Glasgow Could Have Water Taxi Service To Airport
A Venetian-style entry to Glasgow has been proposed with plans for a water taxi service from the airport. Arriving passengers would be whisked up the Clyde into the city centre in 25 minutes. Boats would operate from a pontoon on the White Cart Water about 500 m east of the airport. The plans include passengers transferring from the terminal in golf buggy-style vehicles. These would eventually be replaced by a travellator, a moving walkway which would have to go either over or under Abbotsinch Road. The scheme has been devised by John Hillis, who runs power boat trips on the Clyde in Glasgow. He said the route would provide visitors with a stunning introduction to the city. Hillis also said more transport options to the airport were required as it continued to grow, It handled more than 1 million passengers for the first time in June and the annual total has grown by 7 per cent, to 9.7m.

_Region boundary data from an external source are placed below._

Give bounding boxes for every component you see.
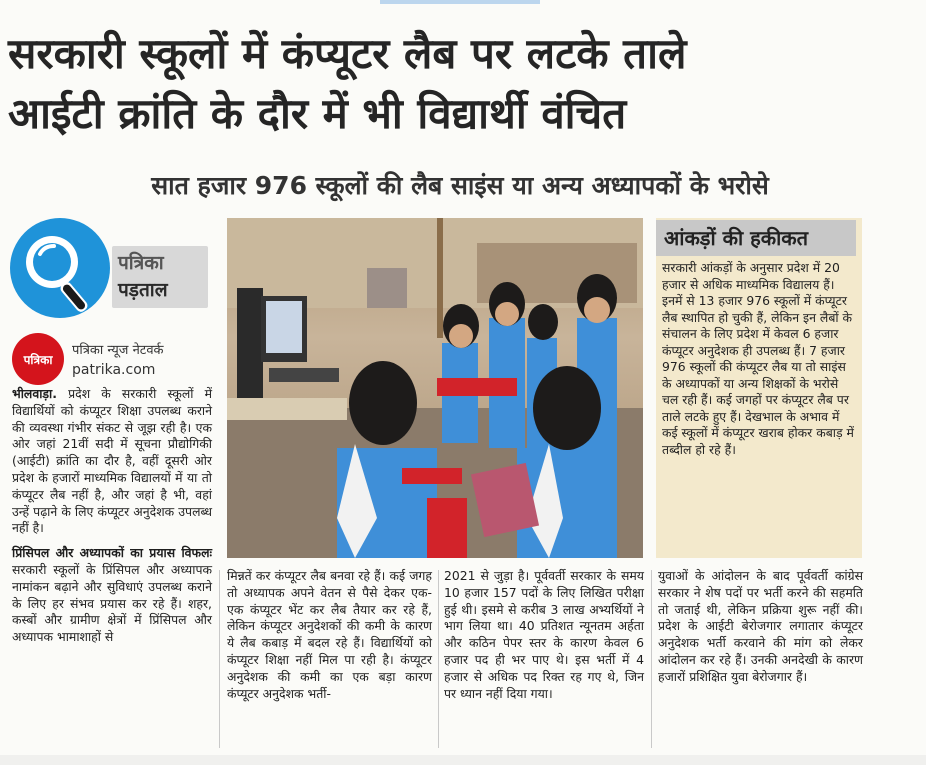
column-4-text: युवाओं के आंदोलन के बाद पूर्ववर्ती कांग्रेस सरकार ने शेष पदों पर भर्ती करने की सहमति तो जताई थी, लेकिन प्रक्रिया शुरू नहीं की। प्रदेश के आईटी बेरोजगार लगातार कंप्यूटर अनुदेशक भर्ती करवाने की मांग को लेकर आंदोलन कर रहे हैं। उनकी अनदेखी के कारण हजारों प्रशिक्षित युवा बेरोजगार हैं। [658, 568, 863, 684]
magnifier-icon [10, 218, 110, 318]
byline-url: patrika.com [72, 362, 156, 378]
article-column-3 [444, 568, 644, 702]
column-divider [651, 570, 652, 748]
headline-line-1: सरकारी स्कूलों में कंप्यूटर लैब पर लटके ताले [8, 29, 687, 78]
headline-line-2: आईटी क्रांति के दौर में भी विद्यार्थी वंचित [8, 89, 627, 138]
subheadline: सात हजार 976 स्कूलों की लैब साइंस या अन्य अध्यापकों के भरोसे [151, 171, 769, 200]
column-divider [219, 570, 220, 748]
column-3-text: 2021 से जुड़ा है। पूर्ववर्ती सरकार के समय 10 हजार 157 पदों के लिए लिखित परीक्षा हुई थी। इसमे से करीब 3 लाख अभ्यर्थियों ने भाग लिया था। 40 प्रतिशत न्यूनतम अर्हता और कठिन पेपर स्तर के कारण केवल 6 हजार पद ही भर पाए थे। इस भर्ती में 4 हजार से अधिक पद रिक्त रह गए थे, जिन पर ध्यान नहीं दिया गया। [444, 568, 644, 701]
dateline: भीलवाड़ा. [12, 386, 57, 401]
facts-box-text: सरकारी आंकड़ों के अनुसार प्रदेश में 20 हजार से अधिक माध्यमिक विद्यालय हैं। इनमें से 13 हजार 976 स्कूलों में कंप्यूटर लैब स्थापित हो चुकी हैं, लेकिन इन लैबों के संचालन के लिए प्रदेश में केवल 6 हजार कंप्यूटर अनुदेशक ही उपलब्ध हैं। 7 हजार 976 स्कूलों की कंप्यूटर लैब या तो साइंस के अध्यापकों या अन्य शिक्षकों के भरोसे चल रही हैं। कई जगहों पर कंप्यूटर लैब पर ताले लटके हुए हैं। देखभाल के अभाव में कई स्कूलों में कंप्यूटर खराब होकर कबाड़ में तब्दील हो रहे हैं। [662, 260, 854, 457]
logo-label-patrika: पत्रिका [118, 252, 164, 274]
byline-network: पत्रिका न्यूज नेटवर्क [72, 343, 164, 358]
logo-label-padtal: पड़ताल [118, 279, 168, 301]
column-divider [438, 570, 439, 748]
patrika-badge-icon [12, 333, 64, 385]
column-1-para-1: प्रदेश के सरकारी स्कूलों में विद्यार्थियों को कंप्यूटर शिक्षा उपलब्ध कराने की व्यवस्था गंभीर संकट से जूझ रही है। एक ओर जहां 21वीं सदी में सूचना प्रौद्योगिकी (आईटी) क्रांति का दौर है, वहीं दूसरी ओर प्रदेश के हजारों माध्यमिक विद्यालयों में या तो कंप्यूटर लैब नहीं है, और जहां है भी, वहां उन्हें पढ़ाने के लिए कंप्यूटर अनुदेशक उपलब्ध नहीं है। [12, 386, 212, 536]
classroom-photo [227, 218, 643, 558]
badge-text: पत्रिका [23, 352, 53, 367]
page-bottom-edge [0, 755, 926, 765]
facts-box-title: आंकड़ों की हकीकत [656, 220, 856, 256]
article-column-1 [12, 386, 212, 646]
column-1-subhead: प्रिंसिपल और अध्यापकों का प्रयास विफलः [12, 545, 212, 561]
article-column-4 [658, 568, 863, 686]
column-1-para-2: सरकारी स्कूलों के प्रिंसिपल और अध्यापक नामांकन बढ़ाने और सुविधाएं उपलब्ध कराने के लिए हर संभव प्रयास कर रहे हैं। शहर, कस्बों और ग्रामीण क्षेत्रों में प्रिंसिपल और अध्यापक भामाशाहों से [12, 561, 212, 645]
article-column-2 [227, 568, 432, 702]
column-2-text: मिन्नतें कर कंप्यूटर लैब बनवा रहे हैं। कई जगह तो अध्यापक अपने वेतन से पैसे देकर एक-एक कंप्यूटर भेंट कर लैब तैयार कर रहे हैं, लेकिन कंप्यूटर अनुदेशकों की कमी के कारण ये लैब कबाड़ में बदल रहे हैं। विद्यार्थियों को कंप्यूटर शिक्षा नहीं मिल पा रही है। कंप्यूटर अनुदेशक की कमी का एक बड़ा कारण कंप्यूटर अनुदेशक भर्ती- [227, 568, 432, 701]
top-accent-bar [380, 0, 540, 4]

Conservation-Themed Murals At Honolulu Airport Are Under Threat Of Destruction
Two of Hawaii’s landmark conservation-themed murals are under threat of destruction by Hawaiian Airlines. The 35,000-square-foot murals “Hawaiian Humpbacks” and “New Millennium” painted in 1999 by renowned marine life artist and muralist Wyland, were created as a gifts to the city of Honolulu to recognize the past, present, and future of Hawaii’s fragile marine life ecosystems. The murals at the Pacifica Airport Center Building, 3049 Ualena Street, Honolulu, were among 100 murals painted in 17 countries by the artist over a 30-year period as part of one of the world’s largest arts-in-public places projects. In every instance, the artist donated his time and services, receiving no compensation, while project partners provided support. The murals are intended to raise global environmental awareness. Hawaiian Airlines, which recently purchased the Airport Center Building, has threatened to remove the mural, “painting it over with a neutral color.” The Airline has threatened to begin destruction of the mural as early as last Friday. Hawaiian Airlines has maintained they will only allow Wyland to restore the mural pending a signed agreement that would remove any protections the public has for the artwork – and allow the company to move forward with the destruction of the mural, regardless of the artist’s efforts to save it. The airline is using building repairs or spalling to set an artificial deadline to pressure the artist into signing an agreement. Wyland has agreed to donate his time and services to repaint the mural and provide all insurance. The murals stand as important beacons to the people of Hawaii and the millions of visitors who come to the Islands every year.